Do Nurses at Sanctuary Pointe Nursing & Rehabilitation Center Stick Around?

SANCTUARY POINTE NURSING & REHABILITATION CENTER has a staff turnover rate of 51%, which is about average for Ohio nursing homes (state average: 46%). Moderate turnover is common in nursing homes, but families should still ask about staff tenure and how the facility maintains care continuity when employees leave.

Was Sanctuary Pointe Nursing & Rehabilitation Center Ever Fined?

SANCTUARY POINTE NURSING & REHABILITATION CENTER has no federal fines on record.

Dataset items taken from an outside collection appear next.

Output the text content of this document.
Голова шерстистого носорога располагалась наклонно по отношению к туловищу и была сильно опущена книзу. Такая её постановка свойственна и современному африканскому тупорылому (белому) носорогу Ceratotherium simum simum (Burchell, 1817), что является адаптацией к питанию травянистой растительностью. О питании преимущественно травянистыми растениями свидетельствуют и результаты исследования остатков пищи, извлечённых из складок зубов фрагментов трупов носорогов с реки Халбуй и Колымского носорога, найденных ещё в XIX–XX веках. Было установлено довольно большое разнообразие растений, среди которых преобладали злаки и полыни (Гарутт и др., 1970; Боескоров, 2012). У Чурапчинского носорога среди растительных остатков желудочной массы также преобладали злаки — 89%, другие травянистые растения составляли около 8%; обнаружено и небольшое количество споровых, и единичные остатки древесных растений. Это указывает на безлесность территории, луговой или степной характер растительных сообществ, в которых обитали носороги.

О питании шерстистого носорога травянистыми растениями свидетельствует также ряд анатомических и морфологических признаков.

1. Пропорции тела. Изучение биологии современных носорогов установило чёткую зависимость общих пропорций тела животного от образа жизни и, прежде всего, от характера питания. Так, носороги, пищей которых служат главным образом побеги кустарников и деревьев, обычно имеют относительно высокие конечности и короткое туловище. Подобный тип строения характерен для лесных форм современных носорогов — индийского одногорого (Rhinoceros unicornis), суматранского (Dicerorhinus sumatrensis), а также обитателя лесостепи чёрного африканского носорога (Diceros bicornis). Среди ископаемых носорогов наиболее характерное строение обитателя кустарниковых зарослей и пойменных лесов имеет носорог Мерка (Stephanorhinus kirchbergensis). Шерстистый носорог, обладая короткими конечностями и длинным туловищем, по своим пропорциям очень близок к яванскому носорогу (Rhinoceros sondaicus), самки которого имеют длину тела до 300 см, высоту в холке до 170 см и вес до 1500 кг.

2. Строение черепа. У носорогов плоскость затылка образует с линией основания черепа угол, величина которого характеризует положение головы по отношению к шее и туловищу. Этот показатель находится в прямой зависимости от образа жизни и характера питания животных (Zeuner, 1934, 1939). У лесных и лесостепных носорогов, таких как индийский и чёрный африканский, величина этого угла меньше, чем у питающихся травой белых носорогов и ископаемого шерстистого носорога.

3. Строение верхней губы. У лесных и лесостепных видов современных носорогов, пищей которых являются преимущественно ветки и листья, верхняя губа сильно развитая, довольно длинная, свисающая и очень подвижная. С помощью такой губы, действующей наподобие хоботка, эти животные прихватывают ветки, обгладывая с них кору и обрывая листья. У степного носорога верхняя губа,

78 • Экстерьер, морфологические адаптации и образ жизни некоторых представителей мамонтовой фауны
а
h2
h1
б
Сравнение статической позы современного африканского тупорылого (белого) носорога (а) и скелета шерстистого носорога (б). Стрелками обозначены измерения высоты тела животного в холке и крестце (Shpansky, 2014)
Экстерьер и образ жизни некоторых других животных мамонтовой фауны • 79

CMS issues fines when nursing homes fail to meet care standards or don't correct problems found during inspections. The absence of fines suggests the facility has either maintained compliance or corrected any issues before penalties were assessed. This is a positive indicator, though families should still review recent inspection reports for the full picture.

Is Sanctuary Pointe Nursing & Rehabilitation Center on Any Federal Watch List?

SANCTUARY POINTE NURSING & REHABILITATION CENTER is not on any federal watch list. The most significant is the Special Focus Facility (SFF) program, which identifies the bottom 1% of nursing homes nationally based on persistent, serious quality problems. Not being on this list means the facility has avoided the pattern of deficiencies that triggers enhanced federal oversight. This is a positive indicator, though families should still review the facility's inspection history directly.